Read It and Whine! Writers Don’t Need Prizes, They Need Ideas

Photo by Ricardo Barros

The publishing industry’s pursuit of prizes has led to an epidemic of novelistic navel-gazing.

By Chris Lehmann

Woe betide our republic of letters! The shadowy culture arbiters who serve on the Pulitzer Prize board have withheld their favor from the field of American novels published in 2011. Booksellers, writers and critics have been up in arms ever since news of the non-award broke in mid-April. In a cri de coeur published in the New York Times’s op-ed pages, novelist Ann Patchett—who also runs an independent bookstore in Nashville—decried the committee’s abstention as a cause for “indignation” and, indeed, “rage.”

“I can’t imagine there was ever a year when we were so in need of the excitement the [fiction Pulitzer] creates in readers,” Ms. Patchett wrote.

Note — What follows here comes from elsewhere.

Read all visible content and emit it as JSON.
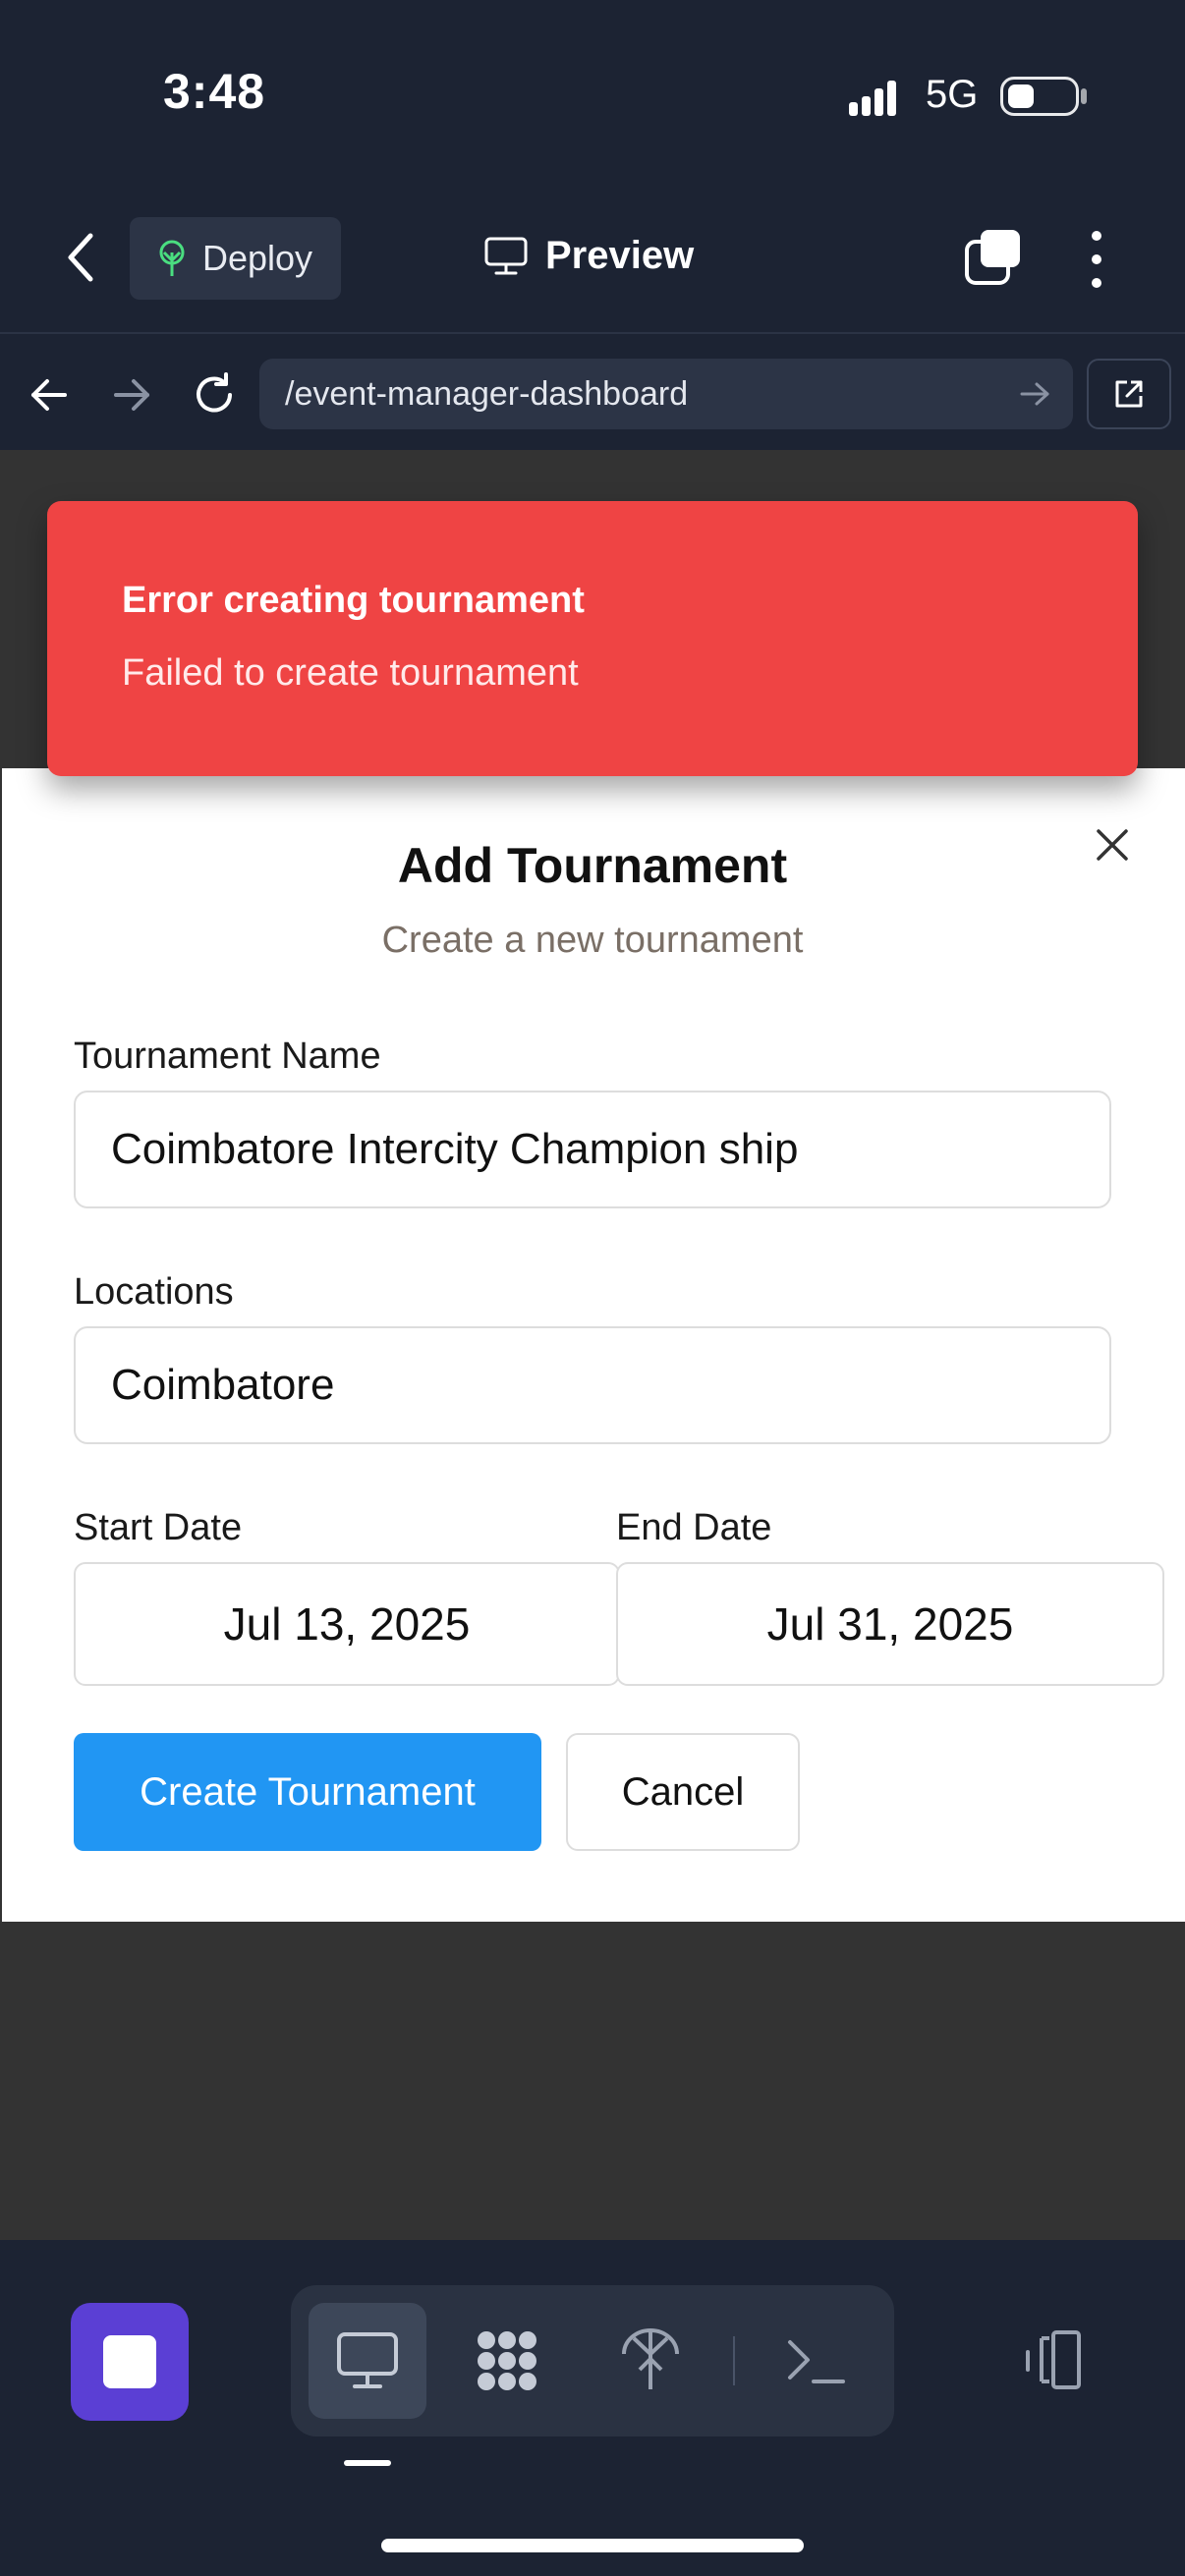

It’s easy to miss, amid Ms. Patchett’s vehemence, the patent condescension that prize-dependent marketing visits upon American readers. In her distinctly arid account of readerly engagement, news of a prestigious laurel is what’s needed to generate “the buzz,” as she puts it, “that is so often lacking.” But the question is far better turned on its head: If an entire industry must rely on aloof prize boards to gin up sustained interest, then the trouble would seem to be the industry itself, rather than the prize boards or the consumers.

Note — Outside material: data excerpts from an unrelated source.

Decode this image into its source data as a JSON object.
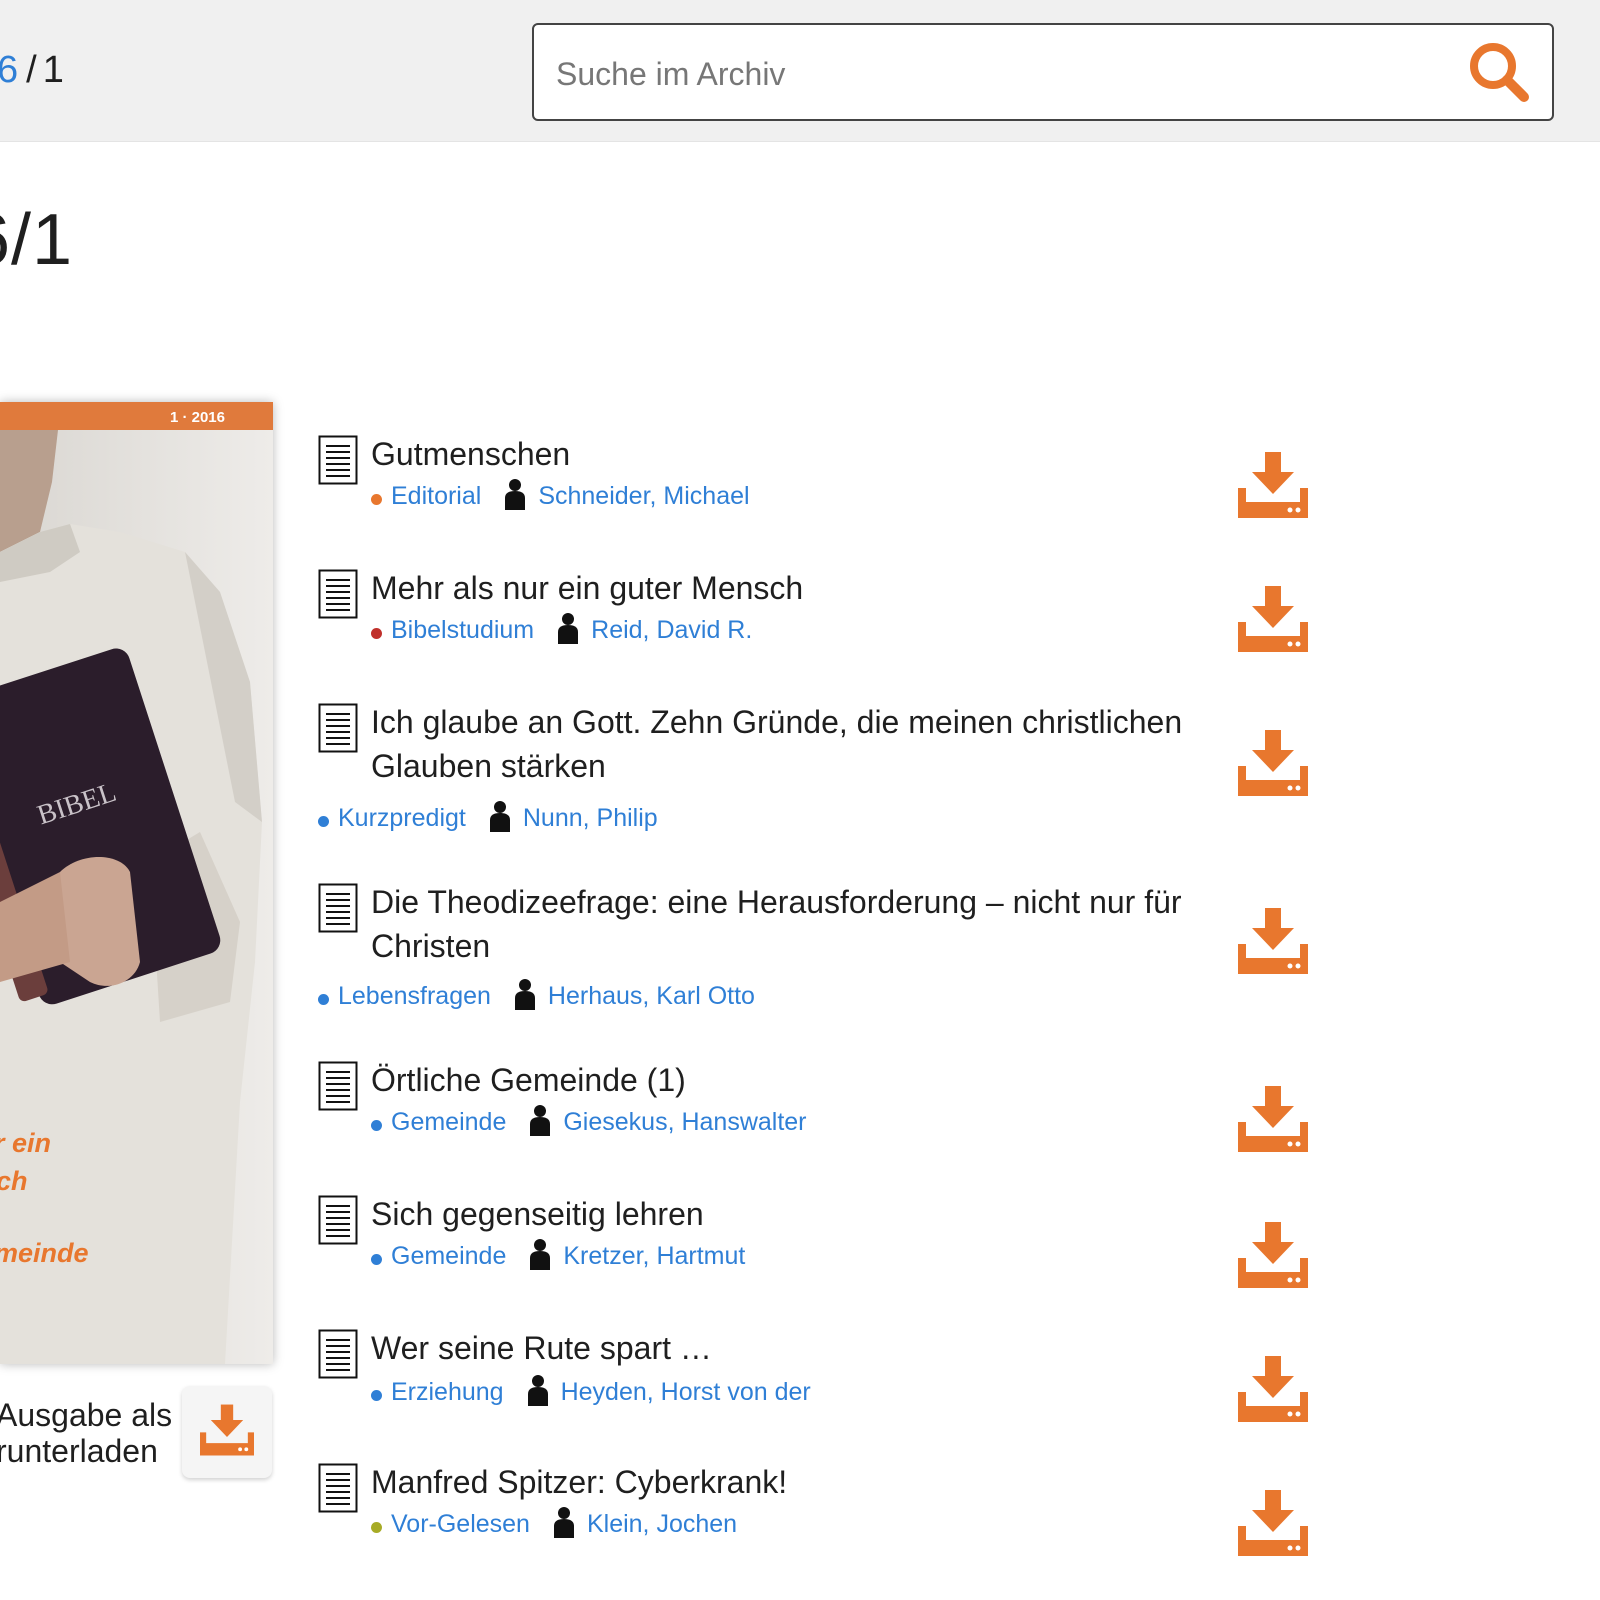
{
  "header": {
    "breadcrumb_current": "6",
    "breadcrumb_separator": "/",
    "breadcrumb_total": "1"
  },
  "search": {
    "placeholder": "Suche im Archiv",
    "value": ""
  },
  "page": {
    "title": "6/1"
  },
  "cover": {
    "issue_label": "1 · 2016",
    "bible_text": "BIBEL",
    "caption_lines": [
      "r ein",
      "ch",
      "meinde"
    ]
  },
  "issue_download": {
    "label_line1": "Ausgabe als",
    "label_line2": "runterladen"
  },
  "colors": {
    "accent": "#e8772e",
    "link": "#2f7fd6",
    "category_editorial": "#e8772e",
    "category_bibelstudium": "#c0302b",
    "category_default": "#2f7fd6",
    "category_vorgelesen": "#a7ab26"
  },
  "icons": {
    "search": "search-icon",
    "document": "document-icon",
    "person": "person-icon",
    "download": "download-icon"
  },
  "articles": [
    {
      "title": "Gutmenschen",
      "category": "Editorial",
      "author": "Schneider, Michael"
    },
    {
      "title": "Mehr als nur ein guter Mensch",
      "category": "Bibelstudium",
      "author": "Reid, David R."
    },
    {
      "title": "Ich glaube an Gott. Zehn Gründe, die meinen christlichen Glauben stärken",
      "category": "Kurzpredigt",
      "author": "Nunn, Philip"
    },
    {
      "title": "Die Theodizeefrage: eine Herausforderung – nicht nur für Christen",
      "category": "Lebensfragen",
      "author": "Herhaus, Karl Otto"
    },
    {
      "title": "Örtliche Gemeinde (1)",
      "category": "Gemeinde",
      "author": "Giesekus, Hanswalter"
    },
    {
      "title": "Sich gegenseitig lehren",
      "category": "Gemeinde",
      "author": "Kretzer, Hartmut"
    },
    {
      "title": "Wer seine Rute spart …",
      "category": "Erziehung",
      "author": "Heyden, Horst von der"
    },
    {
      "title": "Manfred Spitzer: Cyberkrank!",
      "category": "Vor-Gelesen",
      "author": "Klein, Jochen"
    }
  ]
}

This was, after all, the identical argument that publishing executives trotted out in favor of Oprah Winfrey’s relentlessly middle-brow book club when Dame Oprah threatened its retirement, and when Jonathan Franzen sullied it with his sniveling high-brow criticisms: If we sacrifice Oprah’s market-making might, then surely the sky will fall! the collective wail then went; without patient tutelage from the sovereign of daytime talk, it was thought, Americans would revert to simply using books to squash bugs or prop open their outhouse windows. In reality, of course, publishers survived the withdrawn patronage of the Big O just fine—and far from being starved for reliable advice, readers can glean literary recommendations, opinions and argument from a wider range of sources than ever, thanks largely to the explosion of online literary sites.